Dorm Damage Declines in First Quarter


By Allie Cohen

The first two months of the fall semester saw a reduction in overall dorm damage, with just 24 student damage work orders being placed. Dish damage, however, continues to be problematic, as less than 15 percent of the College’s initial stock of bowls remain.

Of the 24 work orders placed this semester, 12 involved what is called “excessive mess,” or vomit, urine and general debris, found primarily in bathrooms, lounges and similar public areas. Four work orders were placed for damaged or missing equipment and three were issued for fire extinguisher clean up unassociated with a fire.

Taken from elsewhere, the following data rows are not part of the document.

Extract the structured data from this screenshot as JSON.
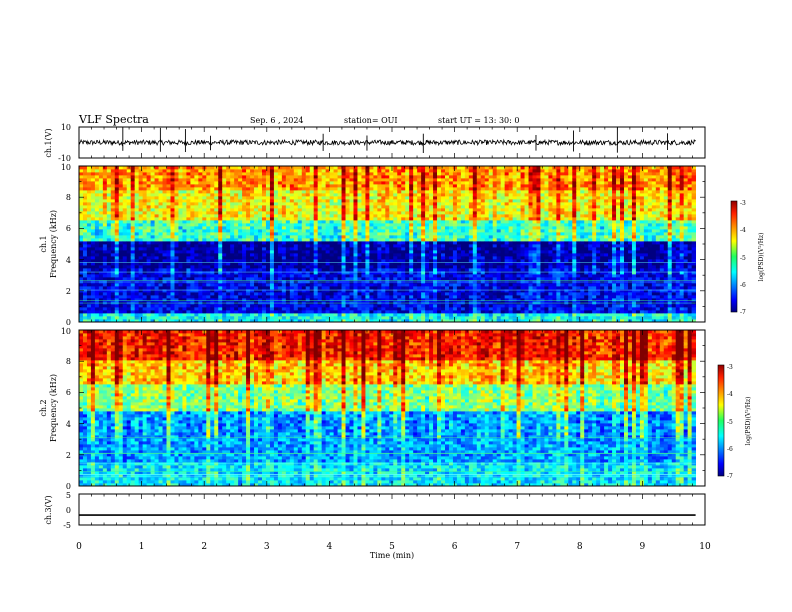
{
  "header": {
    "title": "VLF Spectra",
    "date": "Sep. 6 , 2024",
    "station": "station= OUI",
    "start": "start UT = 13: 30: 0"
  },
  "chart_data": [
    {
      "type": "line",
      "panel": "ch1-waveform",
      "ylabel": "ch.1(V)",
      "ylim": [
        -10,
        10
      ],
      "yticks": [
        10,
        -10
      ],
      "xlim": [
        0,
        10
      ],
      "series": [
        {
          "values_description": "noisy waveform near 0 V with amplitude about ±2 V and sparse spikes up to ±10 V"
        }
      ],
      "color": "#000000"
    },
    {
      "type": "heatmap",
      "panel": "ch1-spectrogram",
      "ylabel": "ch.1\nFrequency (kHz)",
      "ylim": [
        0,
        10
      ],
      "yticks": [
        0,
        2,
        4,
        6,
        8,
        10
      ],
      "xlim": [
        0,
        9.85
      ],
      "colorbar": {
        "label": "log(PSD)(V²/Hz)",
        "range": [
          -7,
          -3
        ],
        "ticks": [
          -3,
          -4,
          -5,
          -6,
          -7
        ]
      },
      "bands": [
        {
          "f_range": [
            0,
            0.5
          ],
          "level": -5.5
        },
        {
          "f_range": [
            0.5,
            3.5
          ],
          "level": -6.6
        },
        {
          "f_range": [
            3.5,
            5.2
          ],
          "level": -6.9
        },
        {
          "f_range": [
            5.2,
            6.5
          ],
          "level": -5.3
        },
        {
          "f_range": [
            6.5,
            8.5
          ],
          "level": -4.5
        },
        {
          "f_range": [
            8.5,
            10
          ],
          "level": -4.1
        }
      ]
    },
    {
      "type": "heatmap",
      "panel": "ch2-spectrogram",
      "ylabel": "ch.2\nFrequency (kHz)",
      "ylim": [
        0,
        10
      ],
      "yticks": [
        0,
        2,
        4,
        6,
        8,
        10
      ],
      "xlim": [
        0,
        9.85
      ],
      "colorbar": {
        "label": "log(PSD)(V²/Hz)",
        "range": [
          -7,
          -3
        ],
        "ticks": [
          -3,
          -4,
          -5,
          -6,
          -7
        ]
      },
      "bands": [
        {
          "f_range": [
            0,
            1.5
          ],
          "level": -5.6
        },
        {
          "f_range": [
            1.5,
            4.8
          ],
          "level": -5.9
        },
        {
          "f_range": [
            4.8,
            6.5
          ],
          "level": -5.0
        },
        {
          "f_range": [
            6.5,
            8.0
          ],
          "level": -4.3
        },
        {
          "f_range": [
            8.0,
            10
          ],
          "level": -3.6
        }
      ]
    },
    {
      "type": "line",
      "panel": "ch3-waveform",
      "ylabel": "ch.3(V)",
      "ylim": [
        -5,
        5
      ],
      "yticks": [
        5,
        0,
        -5
      ],
      "xlim": [
        0,
        10
      ],
      "series": [
        {
          "x": [
            0,
            9.85
          ],
          "y": [
            -1.8,
            -1.8
          ]
        }
      ],
      "color": "#000000"
    }
  ],
  "xaxis": {
    "label": "Time (min)",
    "ticks": [
      0,
      1,
      2,
      3,
      4,
      5,
      6,
      7,
      8,
      9,
      10
    ]
  }
}
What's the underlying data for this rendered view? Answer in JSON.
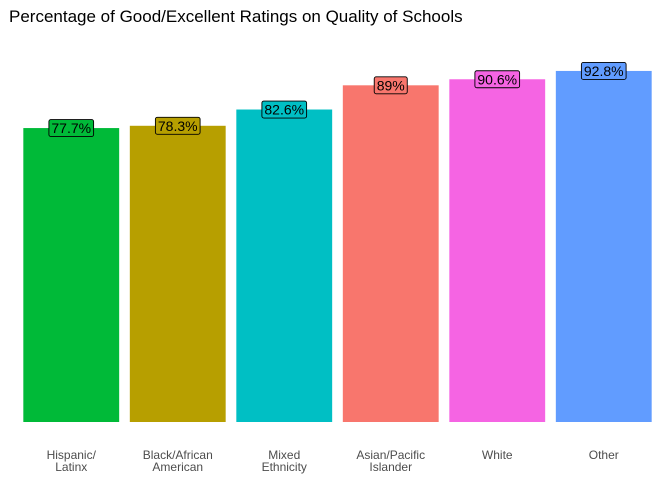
{
  "chart_data": {
    "type": "bar",
    "title": "Percentage of Good/Excellent Ratings on Quality of Schools",
    "xlabel": "",
    "ylabel": "",
    "categories": [
      [
        "Hispanic/",
        "Latinx"
      ],
      [
        "Black/African",
        "American"
      ],
      [
        "Mixed",
        "Ethnicity"
      ],
      [
        "Asian/Pacific",
        "Islander"
      ],
      [
        "White"
      ],
      [
        "Other"
      ]
    ],
    "values": [
      77.7,
      78.3,
      82.6,
      89,
      90.6,
      92.8
    ],
    "value_labels": [
      "77.7%",
      "78.3%",
      "82.6%",
      "89%",
      "90.6%",
      "92.8%"
    ],
    "colors": [
      "#00BA38",
      "#B79F00",
      "#00BFC4",
      "#F8766D",
      "#F564E3",
      "#619CFF"
    ],
    "ylim": [
      0,
      100
    ],
    "grid": false,
    "legend": "none",
    "y_axis_visible": false
  }
}
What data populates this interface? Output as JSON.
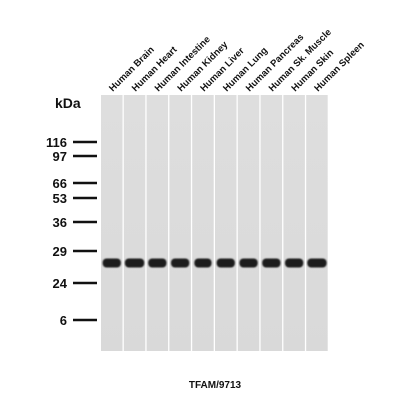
{
  "header": {
    "unit": "kDa"
  },
  "lanes": [
    "Human Brain",
    "Human Heart",
    "Human Intestine",
    "Human Kidney",
    "Human Liver",
    "Human Lung",
    "Human Pancreas",
    "Human Sk. Muscle",
    "Human Skin",
    "Human Spleen"
  ],
  "markers": [
    116,
    97,
    66,
    53,
    36,
    29,
    24,
    6
  ],
  "caption": "TFAM/9713"
}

Assistant Director of Custodial Services Sylvia Manning said that she is sad to see the custodial staff face the student-made messes in dorms.

“[Students] are doing things that they shouldn’t be doing, and this phenomenon is discouraging,” Manning said. “I don’t think the damage is malicious. The only thing that might be considered truly deliberate was an incident of graffiti. Otherwise, I think that students are just making poor choices.”

Manning acknowledged that while dorm damage has not been as high this year as it has been in the past, it remains a problem that must be addressed.

Lost and unreturned dishes, however, remain a constant problem. According to Ross Commons Dining Manager Brent Simons, Ross Dining Hall began the academic year with 300 new glasses and approximately 250 small plates and bowls. Proctor Dining Hall began the year with a similar number of dishes and has since had to borrow bowls from both Ross and Atwater Dining Halls. On Oct. 31, Proctor Dining Hall Manager Dawn Boise emailed Simons requesting a transfer of bowls, for the Proctor bowl count had dwindled to 30.

“Taking dishes results in a loss of inventory and a delay in how long it takes for dish staff to wash and replace dishes,” Simons said.

Dorm dishes, or dishes left unwashed in dorm rooms for days or weeks, are salvageable but must be subject to extreme cleaning measures. Dishes carry mold, and caked-on food residue must be soaked in soap and water for a full 24 hours and washed in the dishwasher multiple times before making their way to serving stations again.

According to Simons, Dining Services recently recovered a load of dorm dishes approximately five feet tall and five feet wide. While salvageable, cleaning the stack of dishes will take several days.

Another issue that plagued the College in the past is tree vandalism. Director of Landscape and Horticulture Tim Parsons reported that not a single case of tree vandalism has occurred this semester.

This drop in damage supports his theory that earlier tree vandalism was conducted by a student or group of students who have now graduated from the College.

The overall decrease in damage hints at a growing consciousness among the student body. As dish damage continues to challenge Dining Services, however, administrators and student groups are working both independently and among each other to find a solution to the dish problem.